The Lion Air crash was caused in part by malfunctions in the 737 MAX 8’s maneuvering characteristics augmentation system, or MCAS.

In light of the Ethiopian Airlines crash, China’s civil aviation authority ordered all Chinese airlines to ground their 737 MAX aircraft—a total of 96 aircraft purchased since Boeing began delivering the airframe in 2017. Indonesia’s national transport safety committee (KNKT) has also ordered Indonesian carriers to ground their 737 MAX 8 aircraft until further notice.

Déjà vu

Flight 302 took off in good weather. But according to data from FlightRadar24, the aircraft quickly appeared to have problems with its ascent, with its vertical speed fluctuating between 1,472 feet of climb per minute to 1,920 feet of descent per minute. Just six minutes after takeoff, the aircraft crashed.

According to Ethiopian Airlines officials, the pilot, 29-year old Yared Getachew, had a “commendable” performance record and over 8,000 flying hours. The airline has an otherwise excellent safety record. But the 737 MAX 8 has only been in the fleet of Ethiopian Airlines since July of 2018, and the aircraft that crashed had been in use for less than five months.

It’s unclear how much additional training on the aircraft Getachew or other Ethiopian Airlines pilots received, as Boeing initially provided no additional manual data for the new MCAS.

Sensory overload

In the case of the Lion Air crash, the MCAS malfunctioned because of a faulty angle-of-attack (AOA) sensor .The sensor caused MCAS’ algorithms to act as if the aircraft was entering a stall, automatically pushing the nose of the aircraft down—a condition known as a “stabilizer runaway.” A Boeing safety bulletin issued after the Lion Air crash stated, “In the event of erroneous AOA data, the [MCAS] can trim the stabilizer nose down in increments lasting up to 10 seconds.”

If such a failure were to occur during level flight at cruising altitude, the air crew would have a reasonable amount of time to diagnose the problem and shut down the MCAS. The procedure to shut down automatic trim control (part of MCAS) remains the same from older 737 designs.

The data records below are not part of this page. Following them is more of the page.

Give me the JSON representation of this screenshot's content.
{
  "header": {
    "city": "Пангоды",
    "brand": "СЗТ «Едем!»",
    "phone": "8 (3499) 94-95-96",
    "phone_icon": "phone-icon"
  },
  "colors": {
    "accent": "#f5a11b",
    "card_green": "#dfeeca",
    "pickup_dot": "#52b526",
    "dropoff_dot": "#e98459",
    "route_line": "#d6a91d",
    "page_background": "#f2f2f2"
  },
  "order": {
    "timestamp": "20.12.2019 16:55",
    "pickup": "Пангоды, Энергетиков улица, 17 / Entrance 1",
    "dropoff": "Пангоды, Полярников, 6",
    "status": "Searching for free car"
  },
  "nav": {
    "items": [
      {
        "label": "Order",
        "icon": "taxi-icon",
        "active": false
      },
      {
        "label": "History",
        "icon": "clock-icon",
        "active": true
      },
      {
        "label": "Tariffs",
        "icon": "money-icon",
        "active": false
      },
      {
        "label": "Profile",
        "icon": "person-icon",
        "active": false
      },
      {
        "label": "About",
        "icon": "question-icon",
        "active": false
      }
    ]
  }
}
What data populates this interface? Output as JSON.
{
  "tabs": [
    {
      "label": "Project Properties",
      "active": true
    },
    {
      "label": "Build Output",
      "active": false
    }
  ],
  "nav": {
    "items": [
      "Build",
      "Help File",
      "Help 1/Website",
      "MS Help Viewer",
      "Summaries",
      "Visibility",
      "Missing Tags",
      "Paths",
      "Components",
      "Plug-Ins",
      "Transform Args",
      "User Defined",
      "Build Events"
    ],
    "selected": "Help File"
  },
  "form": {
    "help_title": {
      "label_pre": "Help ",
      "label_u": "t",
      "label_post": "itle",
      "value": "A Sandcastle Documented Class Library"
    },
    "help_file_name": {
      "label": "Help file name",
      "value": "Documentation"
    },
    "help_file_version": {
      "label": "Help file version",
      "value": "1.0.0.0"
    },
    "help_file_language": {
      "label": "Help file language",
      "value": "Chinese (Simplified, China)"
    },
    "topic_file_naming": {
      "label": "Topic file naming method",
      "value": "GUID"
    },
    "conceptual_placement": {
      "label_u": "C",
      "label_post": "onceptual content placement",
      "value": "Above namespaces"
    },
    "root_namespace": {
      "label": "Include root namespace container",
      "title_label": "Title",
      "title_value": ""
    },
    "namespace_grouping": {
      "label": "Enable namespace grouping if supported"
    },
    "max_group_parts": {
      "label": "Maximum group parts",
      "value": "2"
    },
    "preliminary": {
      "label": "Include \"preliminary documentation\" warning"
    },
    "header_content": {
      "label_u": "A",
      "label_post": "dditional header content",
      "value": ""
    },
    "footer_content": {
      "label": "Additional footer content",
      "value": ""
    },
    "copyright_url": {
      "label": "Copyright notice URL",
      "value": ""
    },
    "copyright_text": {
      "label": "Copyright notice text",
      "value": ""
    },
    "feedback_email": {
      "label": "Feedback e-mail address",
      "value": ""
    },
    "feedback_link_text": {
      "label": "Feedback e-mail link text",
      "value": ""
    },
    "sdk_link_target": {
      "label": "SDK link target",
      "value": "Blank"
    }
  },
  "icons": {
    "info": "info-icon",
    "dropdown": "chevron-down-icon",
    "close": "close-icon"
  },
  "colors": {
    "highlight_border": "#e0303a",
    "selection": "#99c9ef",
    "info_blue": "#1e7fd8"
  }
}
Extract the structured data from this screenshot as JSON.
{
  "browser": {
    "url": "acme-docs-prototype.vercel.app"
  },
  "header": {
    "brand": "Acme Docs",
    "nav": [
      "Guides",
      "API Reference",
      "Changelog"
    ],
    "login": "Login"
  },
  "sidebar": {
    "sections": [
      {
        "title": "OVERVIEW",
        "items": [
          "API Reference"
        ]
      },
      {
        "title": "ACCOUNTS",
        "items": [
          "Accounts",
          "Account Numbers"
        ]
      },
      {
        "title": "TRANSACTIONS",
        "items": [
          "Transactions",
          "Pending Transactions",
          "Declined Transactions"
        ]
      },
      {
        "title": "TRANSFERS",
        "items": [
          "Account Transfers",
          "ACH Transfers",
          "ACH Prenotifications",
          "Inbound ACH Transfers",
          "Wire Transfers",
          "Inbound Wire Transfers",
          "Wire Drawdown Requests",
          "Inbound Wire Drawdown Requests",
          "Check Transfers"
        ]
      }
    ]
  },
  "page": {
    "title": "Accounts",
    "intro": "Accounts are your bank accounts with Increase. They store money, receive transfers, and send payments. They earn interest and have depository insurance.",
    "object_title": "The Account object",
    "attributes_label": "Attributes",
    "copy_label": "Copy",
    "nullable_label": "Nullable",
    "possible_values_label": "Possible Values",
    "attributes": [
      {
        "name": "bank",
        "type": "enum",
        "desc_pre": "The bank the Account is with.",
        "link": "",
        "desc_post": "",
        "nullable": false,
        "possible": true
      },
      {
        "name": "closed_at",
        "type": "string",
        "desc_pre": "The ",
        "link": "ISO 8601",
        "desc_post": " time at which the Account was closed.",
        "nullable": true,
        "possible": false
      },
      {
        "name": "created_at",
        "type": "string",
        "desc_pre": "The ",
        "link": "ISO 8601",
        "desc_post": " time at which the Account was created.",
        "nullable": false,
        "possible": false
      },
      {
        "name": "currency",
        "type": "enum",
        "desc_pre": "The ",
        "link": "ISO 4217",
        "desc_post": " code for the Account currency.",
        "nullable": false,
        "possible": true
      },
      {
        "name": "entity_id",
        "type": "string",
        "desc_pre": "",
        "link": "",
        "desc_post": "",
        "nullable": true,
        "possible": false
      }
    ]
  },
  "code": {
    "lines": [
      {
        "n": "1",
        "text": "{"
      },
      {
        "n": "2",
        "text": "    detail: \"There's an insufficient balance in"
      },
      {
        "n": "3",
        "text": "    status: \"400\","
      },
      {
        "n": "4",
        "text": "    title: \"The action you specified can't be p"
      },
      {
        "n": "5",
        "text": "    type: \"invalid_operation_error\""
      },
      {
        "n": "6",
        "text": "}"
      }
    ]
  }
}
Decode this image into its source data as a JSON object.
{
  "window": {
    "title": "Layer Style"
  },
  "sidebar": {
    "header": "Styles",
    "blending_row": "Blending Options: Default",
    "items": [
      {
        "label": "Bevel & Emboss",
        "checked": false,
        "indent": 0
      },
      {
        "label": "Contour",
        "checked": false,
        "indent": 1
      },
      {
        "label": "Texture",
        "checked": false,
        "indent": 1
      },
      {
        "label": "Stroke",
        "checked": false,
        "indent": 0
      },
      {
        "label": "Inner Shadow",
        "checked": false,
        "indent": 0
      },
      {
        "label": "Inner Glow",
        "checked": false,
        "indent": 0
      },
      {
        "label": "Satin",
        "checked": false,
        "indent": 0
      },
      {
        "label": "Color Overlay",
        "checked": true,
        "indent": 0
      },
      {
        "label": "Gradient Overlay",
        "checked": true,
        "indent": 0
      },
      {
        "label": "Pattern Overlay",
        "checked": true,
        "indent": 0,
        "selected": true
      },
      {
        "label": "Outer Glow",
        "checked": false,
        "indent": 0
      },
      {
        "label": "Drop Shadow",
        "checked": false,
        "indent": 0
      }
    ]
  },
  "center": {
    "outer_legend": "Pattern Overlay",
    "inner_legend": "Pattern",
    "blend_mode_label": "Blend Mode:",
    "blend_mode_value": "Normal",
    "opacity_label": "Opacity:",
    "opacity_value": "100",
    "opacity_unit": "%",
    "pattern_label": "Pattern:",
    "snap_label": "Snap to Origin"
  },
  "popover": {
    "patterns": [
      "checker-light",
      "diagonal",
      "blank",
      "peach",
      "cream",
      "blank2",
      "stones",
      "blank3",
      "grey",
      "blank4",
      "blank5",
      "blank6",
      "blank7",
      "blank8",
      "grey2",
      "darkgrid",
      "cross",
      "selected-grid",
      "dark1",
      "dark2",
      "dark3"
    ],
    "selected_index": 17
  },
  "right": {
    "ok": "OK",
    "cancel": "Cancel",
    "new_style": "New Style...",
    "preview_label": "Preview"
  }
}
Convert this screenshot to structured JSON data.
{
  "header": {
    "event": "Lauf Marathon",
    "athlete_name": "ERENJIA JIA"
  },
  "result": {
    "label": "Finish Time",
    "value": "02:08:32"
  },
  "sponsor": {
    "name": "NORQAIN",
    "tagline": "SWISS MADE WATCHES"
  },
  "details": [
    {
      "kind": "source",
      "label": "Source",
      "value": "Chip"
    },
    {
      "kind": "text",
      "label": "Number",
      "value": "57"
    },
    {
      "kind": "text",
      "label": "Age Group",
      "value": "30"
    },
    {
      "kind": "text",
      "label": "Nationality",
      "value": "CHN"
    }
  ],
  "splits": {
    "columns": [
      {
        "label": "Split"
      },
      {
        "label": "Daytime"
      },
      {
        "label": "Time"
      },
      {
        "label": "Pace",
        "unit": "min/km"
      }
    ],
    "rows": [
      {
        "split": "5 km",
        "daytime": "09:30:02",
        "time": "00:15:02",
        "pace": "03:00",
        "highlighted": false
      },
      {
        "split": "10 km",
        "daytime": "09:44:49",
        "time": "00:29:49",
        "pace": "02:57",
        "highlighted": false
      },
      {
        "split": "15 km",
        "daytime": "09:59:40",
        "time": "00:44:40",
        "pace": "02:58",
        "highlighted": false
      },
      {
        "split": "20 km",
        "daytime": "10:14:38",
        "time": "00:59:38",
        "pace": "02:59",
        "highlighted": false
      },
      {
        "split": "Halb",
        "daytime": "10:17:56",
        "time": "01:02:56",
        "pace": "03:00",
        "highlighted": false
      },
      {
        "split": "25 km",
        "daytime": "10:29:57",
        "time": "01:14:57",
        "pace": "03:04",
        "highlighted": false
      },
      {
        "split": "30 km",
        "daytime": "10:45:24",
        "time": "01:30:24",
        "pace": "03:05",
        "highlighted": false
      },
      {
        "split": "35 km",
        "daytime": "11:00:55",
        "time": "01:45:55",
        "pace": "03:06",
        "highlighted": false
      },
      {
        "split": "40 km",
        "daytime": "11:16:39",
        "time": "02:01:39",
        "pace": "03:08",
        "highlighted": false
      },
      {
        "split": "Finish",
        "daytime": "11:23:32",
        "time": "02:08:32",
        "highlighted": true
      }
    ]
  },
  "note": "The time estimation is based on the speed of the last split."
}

But in both the Lion Air and Ethiopian Airlines crashes, the air crews had relatively little time to determine what was wrong while fighting to keep their aircraft in a climb—in the Lion Air case, the aircraft crashed 10 minutes into the flight.

After the Lion Air crash, American Airlines pilot union spokesperson and 737 pilot Dennis Tajer said, “in the previous model of the 737, pulling back on the control column, Boeing says, will stop a stabilizer runaway.” But he noted that this doesn’t work with new 737 MAX system—the pilots have to disable the stabilizer.

Boeing has built and sold over 750 737 MAX 8 aircraft thus far, out of over 5,000 ordered. Southwest Airlines is Boeing’s biggest single customer for the 737 MAX, with over 280 ordered and 31 delivered thus far. There have been no reported incidents involving the aircraft in the US. But small overseas operators have been a major percentage of the aircraft’s early adopters.